A map of cash sales in the United States

Cash Sales

A new report from CoreLogic shows that cash sales are down across the country, though Florida and Miami still showed more than half of February sales in hard currency.

Miami’s percentage of cash sales in February were 59.3 percent, down 4 percent compared to the same month last year, yet way above the national rate of 37.9 percent.

The city was topped by Detroit, Michigan, with 60.5 percent of its sales in cash. Detroit was followed by Cape Coral and Fort Myers in Florida with 59.4 percent, with Miami trailing in third.

Washington D.C. had the lowest share of 16.9 percent.

The report states cash sales have been dropping since 2013, and if the trend continues, will make up roughly 25 percent of the country’s home sales by 2018.

A graph of rates for national purchase loans

A graph of rates for national purchase loans

Loans for purchasing property

Miami saw a big increase in home buyers taking loans when picking up properties this year, while nationwide volume is stagnating, according to a RealtyTrac report.

The city ranked 11 out of the top 20 regions experiencing a rapid increase in purchase loans in the first quarter of 2015, compared to last year.

Nationally, loans coming from single-family homes and condos have grown 17 percent from the first quarter of last year, but the rate of purchase loans has risen by less than 1 percent.
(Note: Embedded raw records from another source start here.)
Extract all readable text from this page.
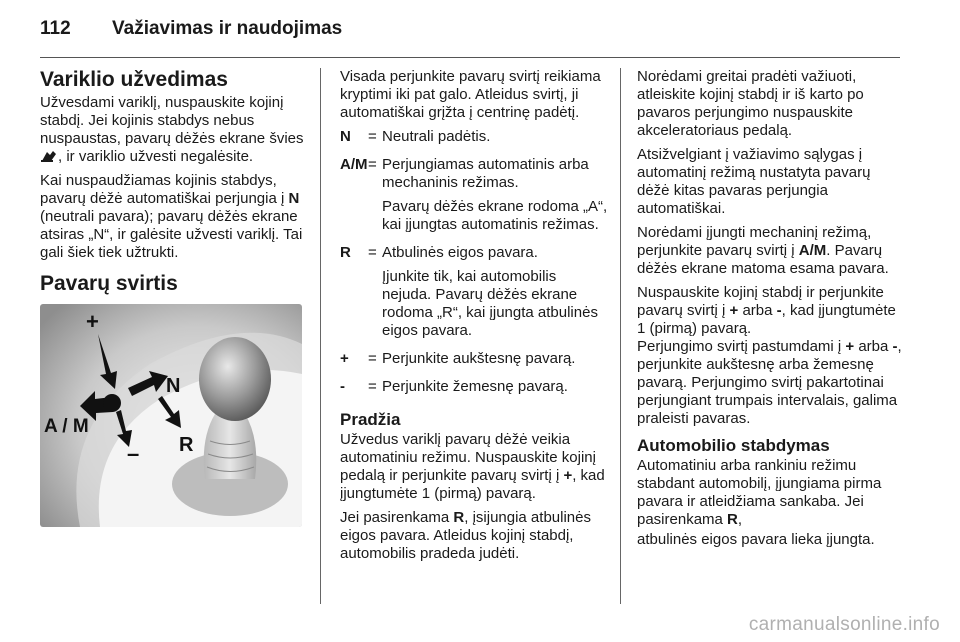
112 Važiavimas ir naudojimas
Variklio užvedimas

Užvesdami variklį, nuspauskite kojinį stabdį. Jei kojinis stabdys nebus nuspaustas, pavarų dėžės ekrane švies , ir variklio užvesti negalėsite.

Kai nuspaudžiamas kojinis stabdys, pavarų dėžė automatiškai perjungia į N (neutrali pavara); pavarų dėžės ekrane atsiras „N“, ir galėsite užvesti variklį. Tai gali šiek tiek užtrukti.

Pavarų svirtis
+
N
A / M
– R

Visada perjunkite pavarų svirtį reikiama kryptimi iki pat galo. Atleidus svirtį, ji automatiškai grįžta į centrinę padėtį.

N	= Neutrali padėtis.

A/M = Perjungiamas automatinis arba mechaninis režimas.

Pavarų dėžės ekrane rodoma „A“, kai įjungtas automatinis režimas.

R	= Atbulinės eigos pavara.

Įjunkite tik, kai automobilis nejuda. Pavarų dėžės ekrane rodoma „R“, kai įjungta atbulinės eigos pavara.

+	= Perjunkite aukštesnę pavarą.

-	= Perjunkite žemesnę pavarą.

Pradžia

Užvedus variklį pavarų dėžė veikia automatiniu režimu. Nuspauskite kojinį pedalą ir perjunkite pavarų svirtį į +, kad įjungtumėte 1 (pirmą) pavarą.

Jei pasirenkama R, įsijungia atbulinės eigos pavara. Atleidus kojinį stabdį, automobilis pradeda judėti.

Norėdami greitai pradėti važiuoti, atleiskite kojinį stabdį ir iš karto po pavaros perjungimo nuspauskite akceleratoriaus pedalą.

Atsižvelgiant į važiavimo sąlygas į automatinį režimą nustatyta pavarų dėžė kitas pavaras perjungia automatiškai.

Norėdami įjungti mechaninį režimą, perjunkite pavarų svirtį į A/M. Pavarų dėžės ekrane matoma esama pavara.

Nuspauskite kojinį stabdį ir perjunkite pavarų svirtį į + arba -, kad įjungtumėte 1 (pirmą) pavarą.

Perjungimo svirtį pastumdami į + arba -, perjunkite aukštesnę arba žemesnę pavarą. Perjungimo svirtį pakartotinai perjungiant trumpais intervalais, galima praleisti pavaras.

Automobilio stabdymas

Automatiniu arba rankiniu režimu stabdant automobilį, įjungiama pirma pavara ir atleidžiama sankaba. Jei pasirenkama R,

atbulinės eigos pavara lieka įjungta.

carmanualsonline.info
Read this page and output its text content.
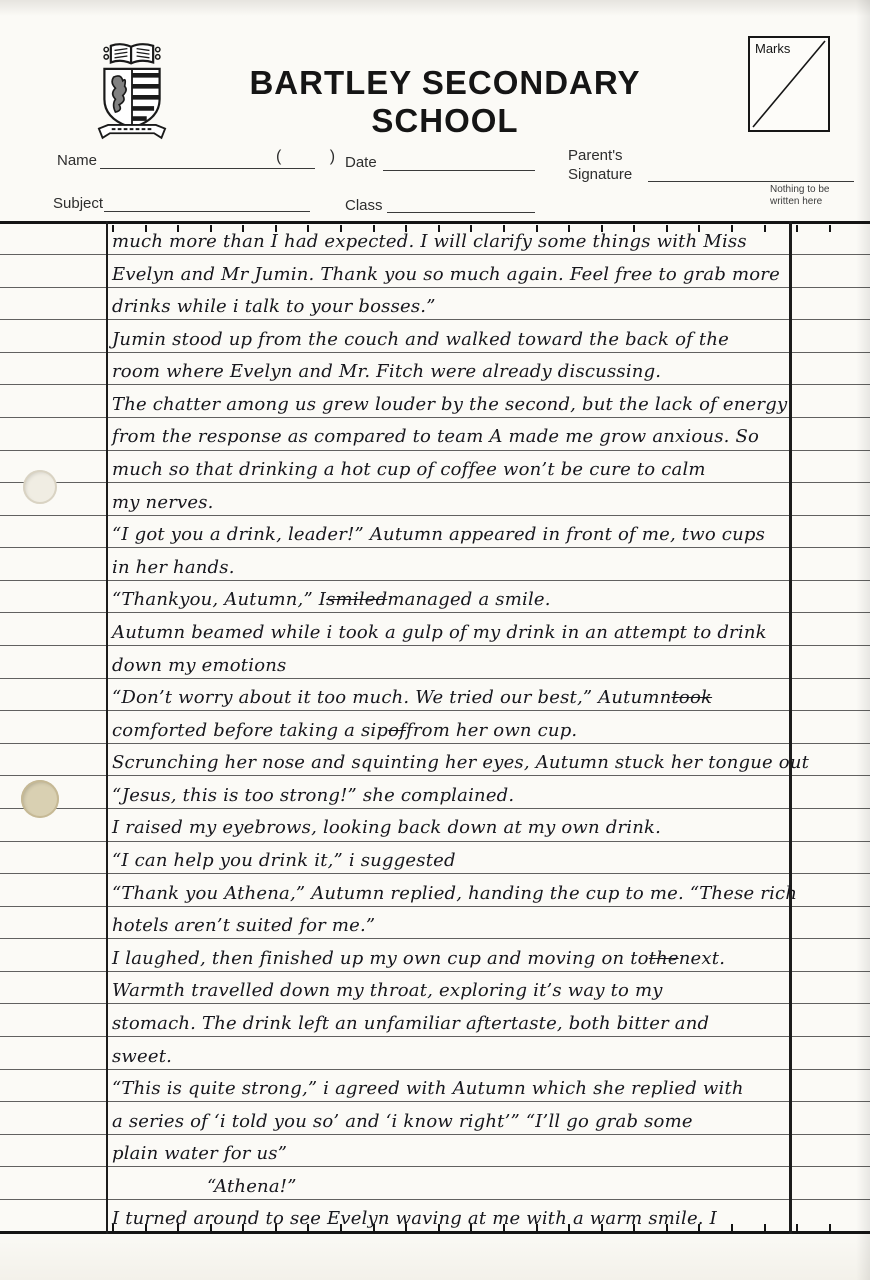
BARTLEY SECONDARY SCHOOL
Marks
Name	( )
Date	Parent's
Signature
Subject	Class
Nothing to be
written here
much more than I had expected. I will clarify some things with Miss
Evelyn and Mr Jumin. Thank you so much again. Feel free to grab more
drinks while i talk to your bosses.”
Jumin stood up from the couch and walked toward the back of the
room where Evelyn and Mr. Fitch were already discussing.
The chatter among us grew louder by the second, but the lack of energy
from the response as compared to team A made me grow anxious. So
much so that drinking a hot cup of coffee won’t be cure to calm
my nerves.
“I got you a drink, leader!” Autumn appeared in front of me, two cups
in her hands.
“Thankyou, Autumn,” I smiled managed a smile.
Autumn beamed while i took a gulp of my drink in an attempt to drink
down my emotions
“Don’t worry about it too much. We tried our best,” Autumn took
comforted before taking a sip of from her own cup.
Scrunching her nose and squinting her eyes, Autumn stuck her tongue out
“Jesus, this is too strong!” she complained.
I raised my eyebrows, looking back down at my own drink.
“I can help you drink it,” i suggested
“Thank you Athena,” Autumn replied, handing the cup to me. “These rich
hotels aren’t suited for me.”
I laughed, then finished up my own cup and moving on to the next.
Warmth travelled down my throat, exploring it’s way to my
stomach. The drink left an unfamiliar aftertaste, both bitter and
sweet.
“This is quite strong,” i agreed with Autumn which she replied with
a series of ‘i told you so’ and ‘i know right’” “I’ll go grab some
plain water for us”
“Athena!”
I turned around to see Evelyn waving at me with a warm smile. I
“A dip in interest rates early in the year combined with lowered mortgage insurance premiums for FHA loans breathed some life back into the refinancing market in the first quarter,” said RealtyTrac Vice President Daren Blomquist in a statement. “Meanwhile the purchase loan market remained largely missing in action despite tepid growth from a year ago. The prime buying season still remains ahead, providing some hope that first-time home buyers and other traditional buyers relying on traditional financing will come out in the woodwork in greater numbers in the coming months.”